Alarm hazards are number one on the list of Top 10 Health Technology Hazards published by the Emergency Care Research Institute (ECRI). Ventilator disconnections not caught because of mis-set or missed alarms ranks as number five.
“It is still too easy to set alarm limits and parameters incorrectly,” stated Brad Bonnette, health devices product engineer, ECRI at the 2014 AAMI/FDA Summit on Ventilator Technology.

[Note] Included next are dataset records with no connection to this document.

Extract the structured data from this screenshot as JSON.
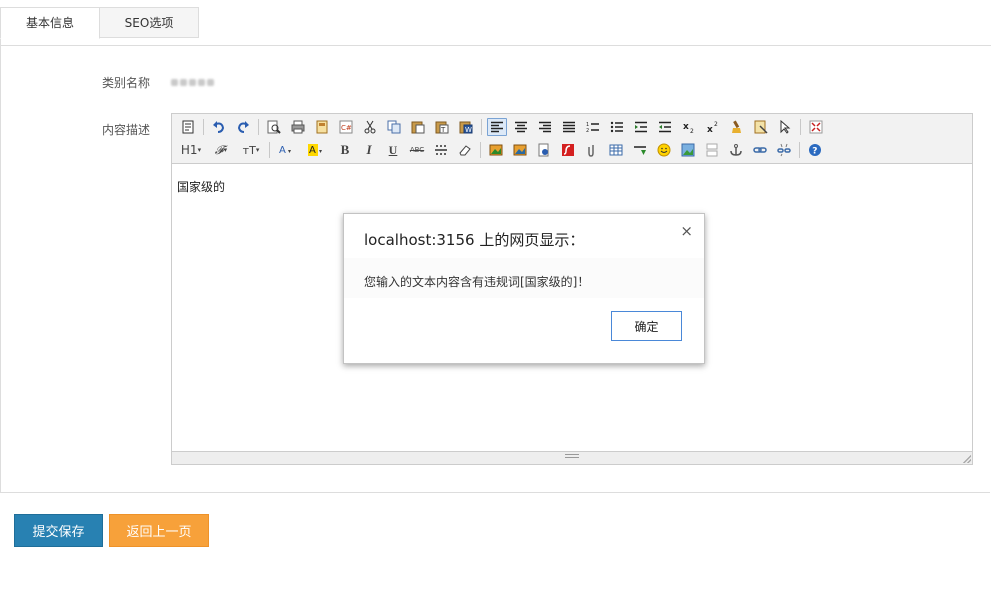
{
  "tabs": [
    {
      "label": "基本信息",
      "active": true
    },
    {
      "label": "SEO选项",
      "active": false
    }
  ],
  "form": {
    "category_label": "类别名称",
    "description_label": "内容描述"
  },
  "editor": {
    "toolbar_row1": [
      "source-icon",
      "undo-icon",
      "redo-icon",
      "preview-icon",
      "print-icon",
      "template-icon",
      "code-icon",
      "cut-icon",
      "copy-icon",
      "paste-icon",
      "paste-text-icon",
      "paste-word-icon",
      "align-left-icon",
      "align-center-icon",
      "align-right-icon",
      "justify-icon",
      "ordered-list-icon",
      "unordered-list-icon",
      "indent-icon",
      "outdent-icon",
      "subscript-icon",
      "superscript-icon",
      "clear-format-icon",
      "select-all-icon",
      "select-icon",
      "fullscreen-icon"
    ],
    "toolbar_row2": {
      "heading": "H1",
      "font_family": "𝓕",
      "font_size": "тT",
      "bold": "B",
      "italic": "I",
      "underline": "U",
      "strikethrough": "ABC"
    },
    "content": "国家级的"
  },
  "dialog": {
    "title": "localhost:3156 上的网页显示：",
    "message": "您输入的文本内容含有违规词[国家级的]！",
    "ok_label": "确定",
    "close_glyph": "×"
  },
  "actions": {
    "save_label": "提交保存",
    "back_label": "返回上一页"
  },
  "colors": {
    "save_button": "#2881b2",
    "back_button": "#f7a13a",
    "dialog_ok_border": "#4a88d8"
  }
}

Helping clinicians become competent in setting initial alarms is a special emphasis of IngMar Medical’s “Initiation of Mechanical Ventilation” Curriculum Module to be released later this summer. Working with the RespiPatient® manikin, learners get hands-on practice setting initial alarms, then adjusting alarms when the patient’s condition changes.
The challenge of learning to set alarms correctly is complicated by the lack of clinical practice guidelines for ventilator alarm settings. Guidelines differ from hospital to hospital and there are even differences between major mechanical ventilation textbooks. This can mean that clinicians need to be trained for each clinical setting.
The settings provided in the simulations are a result of a rigorous review of published values in respected mechanical ventilation textbooks as well as common clinical practice. An overview table of the recommended ventilator settings from the textbooks is provided with the modules and educators can tweak the simulation to teach the values they prefer.